From a genetic standpoint, asymmetry in the brain has been correlated to negative emotions and psychological dysfunction. One study in particular found a relationship between frontal lobe brain asymmetry and exercise addiction, implying that exercise directly activates and alters the part of the frontal lobe responsible for affect and mood, thereby improving negative emotions (Gapin, Etnier, & Tucker, 2009). There are often feelings of guilt associated with the absence of or inability to exercise for even one day, and dieting to improve performance is common (DeCoverly Veale, 1987). It should be noted that there is a strong risk and link between eating disorders and excessive exercise, since it is often the primary means of weight loss (DeCoverly Veale, 1987). It is important to distinguish one from the other, usually by analyzing the motive for exercise and other associated symptoms that may point toward the diagnosis of an eating disorder.
Some of the most serious athletes in the world walk this fine line of obsession and addiction with every training run. Coaches need to be aware of both the psychological and physical warning signs that an athlete is falling into this trap. It is much more difficult to reverse the psychology after breaching the point of exercise addiction, and professional intervention may be required. It is the coach’s responsibility to create a healthy mindset and training atmosphere whilst keeping the training intensity high enough for performance gains.
Ensuring that an athlete takes rest seriously and recovers on “easy” days without deviating from an “easy” pace, are two simple ways to keeping an overly driven athlete in check. For those self-coached athletes, it is even more imperative to take a step back from yourself and do a self-assessment, asking your own body from an objective standpoint and answering honestly. It’s important to remember that a healthy athlete, both mentally and physically, will have a more sustainable, successful athletic career without sacrificing other needs and obligations in life.

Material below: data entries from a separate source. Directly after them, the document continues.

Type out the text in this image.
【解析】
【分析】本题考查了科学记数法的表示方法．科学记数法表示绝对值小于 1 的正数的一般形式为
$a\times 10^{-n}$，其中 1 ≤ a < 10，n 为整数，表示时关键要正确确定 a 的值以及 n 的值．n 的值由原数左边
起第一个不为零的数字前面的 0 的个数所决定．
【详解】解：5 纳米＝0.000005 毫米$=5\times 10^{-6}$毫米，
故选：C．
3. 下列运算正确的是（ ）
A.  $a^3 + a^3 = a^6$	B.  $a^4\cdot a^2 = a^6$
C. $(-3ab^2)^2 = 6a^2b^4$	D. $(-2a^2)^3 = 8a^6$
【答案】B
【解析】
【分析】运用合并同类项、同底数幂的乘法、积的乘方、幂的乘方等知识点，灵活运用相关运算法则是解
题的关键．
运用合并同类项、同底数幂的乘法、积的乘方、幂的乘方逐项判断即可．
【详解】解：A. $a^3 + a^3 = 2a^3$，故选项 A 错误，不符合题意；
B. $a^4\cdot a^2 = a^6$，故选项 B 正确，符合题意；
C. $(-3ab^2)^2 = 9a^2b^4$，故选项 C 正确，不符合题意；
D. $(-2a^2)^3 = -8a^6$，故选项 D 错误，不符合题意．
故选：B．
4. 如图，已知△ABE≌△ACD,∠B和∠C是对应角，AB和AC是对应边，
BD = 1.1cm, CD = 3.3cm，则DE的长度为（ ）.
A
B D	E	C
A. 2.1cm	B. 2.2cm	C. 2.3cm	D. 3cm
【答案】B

DeCoverly Veale, D. M. W. (1987). Exercise dependence. British Journal of Addiction, 82(7), 735-40.
Freimuth, M., Moniz, S., & Kim, S. R. (2011). Clarifying exercise addiction: Differential diagnosis, co-occurring disorders, and phases of addiction. Int. Journal of Environmental Research and Public Health, 8, 4069-81.
Gapin, J., Etnier, J. L., & Tucker, D. (2009). The relationship between frontal brain asymmetry and exercise addiction. Journal of Psychophysiology, 23(3), 135-42.
Modolo, V.B., Antunes, H. K. M., deGimenez, P. R. B., Santiago, M. L. D., Tufik, S., & deMello, M. T. (2011). Negative addiction to exercise: Are there differences between genders. Clinics, 66(2), 255-60.